Hacker Group Claims Theft of 1 Billion Salesforce Records

Key Takeaway: Notorious hacking alliance demands ransom from Salesforce and its customers after allegedly stealing nearly 1 billion customer records through sophisticated social engineering tactics.

salesforce records theft

A coalition of prominent cybercriminal groups has launched an extensive extortion campaign targeting cloud computing giant Salesforce and its customers, claiming to have stolen approximately 1 billion records from company databases. The hacking alliance, operating under the unified name “Scattered LAPSUS$ Hunters,” published a dedicated data leak site on the dark web on October 3, 2025, threatening to release stolen data unless ransoms are paid by their October 10 deadline.

Attack Methodology and Victim Impact

Rather than directly compromising Salesforce’s infrastructure, the hackers employed sophisticated social engineering techniques known as vishing (voice phishing) to target the company’s customers. The attackers called IT help desks while impersonating internal staff members to gain unauthorized access to corporate systems.

The cybercriminals also exploited OAuth tokens—particularly through the Salesloft-Drift integration—to compromise hundreds of organizations using Salesforce’s customer relationship management platform. This supply chain attack approach allowed them to access vast datasets from multiple companies through a single vulnerability point.

Major corporations across various industries have confirmed their data was compromised in these attacks. Verified victims include Allianz Life (2.8 million records), Google, Qantas, Stellantis, TransUnion, and Workday. The hackers’ leak site lists additional alleged victims, including FedEx, Hulu (owned by Disney), Toyota Motors, Cisco, McDonald’s, Marriott, IKEA, and luxury brands under LVMH such as Dior, Louis Vuitton, and Tiffany & Co.

According to cybersecurity researcher Milivoj Rajić, who verified multiple samples of the leaked data, the stolen information includes extensive personally identifiable information such as names, dates of birth, passport numbers, employment histories, shipping information, customer support records, chat transcripts, and flight details.

Salesforce’s Response

Salesforce has maintained that its core platform remains secure and was not directly compromised. In an official statement, the company said:

“Our findings indicate these attempts relate to past or unsubstantiated incidents, and we remain engaged with affected customers to provide support. At this time, there is no indication that the Salesforce platform has been compromised, nor is this activity related to any known vulnerability in our technology.”

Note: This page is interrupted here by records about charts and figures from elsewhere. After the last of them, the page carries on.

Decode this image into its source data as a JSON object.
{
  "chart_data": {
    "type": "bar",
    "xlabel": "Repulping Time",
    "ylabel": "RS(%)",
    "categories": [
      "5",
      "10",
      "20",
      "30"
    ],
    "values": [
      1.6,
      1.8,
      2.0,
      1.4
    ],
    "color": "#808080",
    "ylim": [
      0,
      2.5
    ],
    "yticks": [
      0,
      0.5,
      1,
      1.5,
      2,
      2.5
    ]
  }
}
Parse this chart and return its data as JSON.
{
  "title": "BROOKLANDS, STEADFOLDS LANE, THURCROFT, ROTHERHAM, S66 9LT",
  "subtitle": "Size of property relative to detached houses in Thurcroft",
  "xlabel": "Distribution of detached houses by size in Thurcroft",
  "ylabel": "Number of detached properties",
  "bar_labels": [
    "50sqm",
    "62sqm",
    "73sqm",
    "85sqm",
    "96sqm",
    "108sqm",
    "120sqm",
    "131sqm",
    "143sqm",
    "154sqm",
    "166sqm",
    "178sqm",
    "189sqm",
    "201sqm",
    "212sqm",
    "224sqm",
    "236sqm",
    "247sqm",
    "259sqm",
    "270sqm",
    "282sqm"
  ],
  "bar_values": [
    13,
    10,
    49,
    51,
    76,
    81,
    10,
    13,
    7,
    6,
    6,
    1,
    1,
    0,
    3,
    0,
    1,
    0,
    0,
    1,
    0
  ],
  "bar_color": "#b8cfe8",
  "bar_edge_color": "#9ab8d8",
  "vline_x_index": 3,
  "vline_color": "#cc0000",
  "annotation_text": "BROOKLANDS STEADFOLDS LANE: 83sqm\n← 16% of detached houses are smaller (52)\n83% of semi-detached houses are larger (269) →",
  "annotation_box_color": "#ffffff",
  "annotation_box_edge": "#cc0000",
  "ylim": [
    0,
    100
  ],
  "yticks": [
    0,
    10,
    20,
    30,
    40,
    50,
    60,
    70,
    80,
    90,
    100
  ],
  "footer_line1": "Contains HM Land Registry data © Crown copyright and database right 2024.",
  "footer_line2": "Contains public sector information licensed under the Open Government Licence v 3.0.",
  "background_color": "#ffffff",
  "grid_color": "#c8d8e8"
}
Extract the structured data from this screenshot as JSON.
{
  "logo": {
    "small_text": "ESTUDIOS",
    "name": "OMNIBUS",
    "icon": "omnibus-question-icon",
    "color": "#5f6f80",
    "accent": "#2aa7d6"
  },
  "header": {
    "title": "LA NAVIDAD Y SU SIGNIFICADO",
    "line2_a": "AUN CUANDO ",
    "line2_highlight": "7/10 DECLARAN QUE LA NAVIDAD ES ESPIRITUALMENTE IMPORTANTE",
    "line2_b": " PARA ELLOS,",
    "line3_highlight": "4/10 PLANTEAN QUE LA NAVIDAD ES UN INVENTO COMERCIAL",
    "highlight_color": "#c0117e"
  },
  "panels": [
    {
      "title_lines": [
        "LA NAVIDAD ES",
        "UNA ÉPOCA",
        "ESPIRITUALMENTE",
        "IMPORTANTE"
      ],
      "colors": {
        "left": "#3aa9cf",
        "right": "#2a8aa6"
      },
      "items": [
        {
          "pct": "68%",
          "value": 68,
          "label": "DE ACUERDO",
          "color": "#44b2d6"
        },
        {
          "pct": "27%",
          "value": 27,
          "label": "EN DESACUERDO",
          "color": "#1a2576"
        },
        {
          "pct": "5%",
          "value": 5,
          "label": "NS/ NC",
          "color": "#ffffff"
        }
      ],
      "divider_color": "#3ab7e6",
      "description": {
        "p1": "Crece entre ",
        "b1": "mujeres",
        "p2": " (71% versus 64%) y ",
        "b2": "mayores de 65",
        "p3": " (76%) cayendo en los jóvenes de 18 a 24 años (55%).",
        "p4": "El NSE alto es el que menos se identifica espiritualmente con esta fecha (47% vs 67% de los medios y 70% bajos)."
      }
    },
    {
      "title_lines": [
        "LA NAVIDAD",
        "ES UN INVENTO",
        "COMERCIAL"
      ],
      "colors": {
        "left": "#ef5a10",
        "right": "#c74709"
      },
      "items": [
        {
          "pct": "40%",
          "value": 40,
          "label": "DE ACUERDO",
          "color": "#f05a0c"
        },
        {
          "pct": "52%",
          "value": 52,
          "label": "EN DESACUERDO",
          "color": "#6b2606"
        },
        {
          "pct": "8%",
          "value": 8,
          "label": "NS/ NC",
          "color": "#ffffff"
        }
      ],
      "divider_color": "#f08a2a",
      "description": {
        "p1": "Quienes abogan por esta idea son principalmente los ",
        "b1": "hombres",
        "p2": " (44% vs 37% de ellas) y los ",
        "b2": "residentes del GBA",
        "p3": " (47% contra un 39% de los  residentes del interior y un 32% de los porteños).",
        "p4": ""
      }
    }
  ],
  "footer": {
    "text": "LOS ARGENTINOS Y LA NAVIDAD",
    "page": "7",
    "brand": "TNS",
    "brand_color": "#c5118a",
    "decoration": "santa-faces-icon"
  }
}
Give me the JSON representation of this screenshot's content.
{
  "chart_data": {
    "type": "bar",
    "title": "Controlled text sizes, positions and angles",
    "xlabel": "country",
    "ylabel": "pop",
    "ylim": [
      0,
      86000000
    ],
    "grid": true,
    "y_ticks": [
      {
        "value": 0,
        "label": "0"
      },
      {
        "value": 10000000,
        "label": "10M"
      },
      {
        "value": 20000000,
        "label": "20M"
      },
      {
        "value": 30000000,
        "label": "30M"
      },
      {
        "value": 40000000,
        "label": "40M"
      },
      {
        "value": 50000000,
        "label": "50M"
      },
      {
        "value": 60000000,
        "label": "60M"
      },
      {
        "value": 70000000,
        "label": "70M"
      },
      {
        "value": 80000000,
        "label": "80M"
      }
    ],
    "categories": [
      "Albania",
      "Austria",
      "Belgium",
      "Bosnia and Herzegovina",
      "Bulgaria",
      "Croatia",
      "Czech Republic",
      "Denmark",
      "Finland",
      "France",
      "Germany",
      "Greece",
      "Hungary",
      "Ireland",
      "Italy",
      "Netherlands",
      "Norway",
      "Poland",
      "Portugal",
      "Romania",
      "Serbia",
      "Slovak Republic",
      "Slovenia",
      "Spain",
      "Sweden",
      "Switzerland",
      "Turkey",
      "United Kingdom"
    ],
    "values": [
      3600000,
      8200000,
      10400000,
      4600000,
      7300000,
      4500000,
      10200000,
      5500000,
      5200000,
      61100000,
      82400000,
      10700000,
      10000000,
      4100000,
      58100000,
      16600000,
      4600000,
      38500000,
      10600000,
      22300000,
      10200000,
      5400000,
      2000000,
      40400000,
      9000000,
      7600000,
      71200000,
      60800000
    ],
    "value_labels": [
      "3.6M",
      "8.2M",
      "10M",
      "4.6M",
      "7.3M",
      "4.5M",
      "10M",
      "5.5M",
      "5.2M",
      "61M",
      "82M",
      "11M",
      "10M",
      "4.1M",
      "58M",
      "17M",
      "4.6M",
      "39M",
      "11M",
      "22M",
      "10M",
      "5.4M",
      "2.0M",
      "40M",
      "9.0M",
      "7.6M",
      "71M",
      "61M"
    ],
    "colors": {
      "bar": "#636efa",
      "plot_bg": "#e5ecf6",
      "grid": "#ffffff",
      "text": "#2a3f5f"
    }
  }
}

The company emphasized that the attacks appear to stem from customer-side security lapses and third-party integrations rather than vulnerabilities in Salesforce’s own systems.

Unique Extortion Tactics

What sets this campaign apart is the hackers’ unprecedented approach to extortion. Beyond targeting individual victim companies, the group is directly demanding ransom from Salesforce itself, threatening to “collaborate with law firms pursuing civil and commercial litigation” against the company and release documentation allegedly showing Salesforce “made little to no attempt to prevent unauthorized access to PII.”

Security expert Brian Soby noted that this represents the first known instance of attackers threatening to participate in existing litigation against a platform vendor as part of an extortion campaign.

Latest Developments

The criminal alliance has indicated they plan to expand their operations beyond the current Salesforce campaign. On their Telegram channel, Scattered LAPSUS$ Hunters announced they would begin extorting additional companies whose data was stolen through OAuth credential abuse from other platforms by the end of October 2025.

Law enforcement agencies and cybersecurity experts believe the group will continue operating under different names rather than truly disbanding—following patterns established by other major cybercrime organizations like the disbanded Conti ransomware group.

The incident highlights the growing sophistication of social engineering attacks and the vulnerabilities inherent in cloud-based ecosystems where trusted integrations can become attack vectors. Security professionals emphasize the importance of implementing robust verification processes for IT support requests and regularly auditing third-party integrations to prevent similar breaches.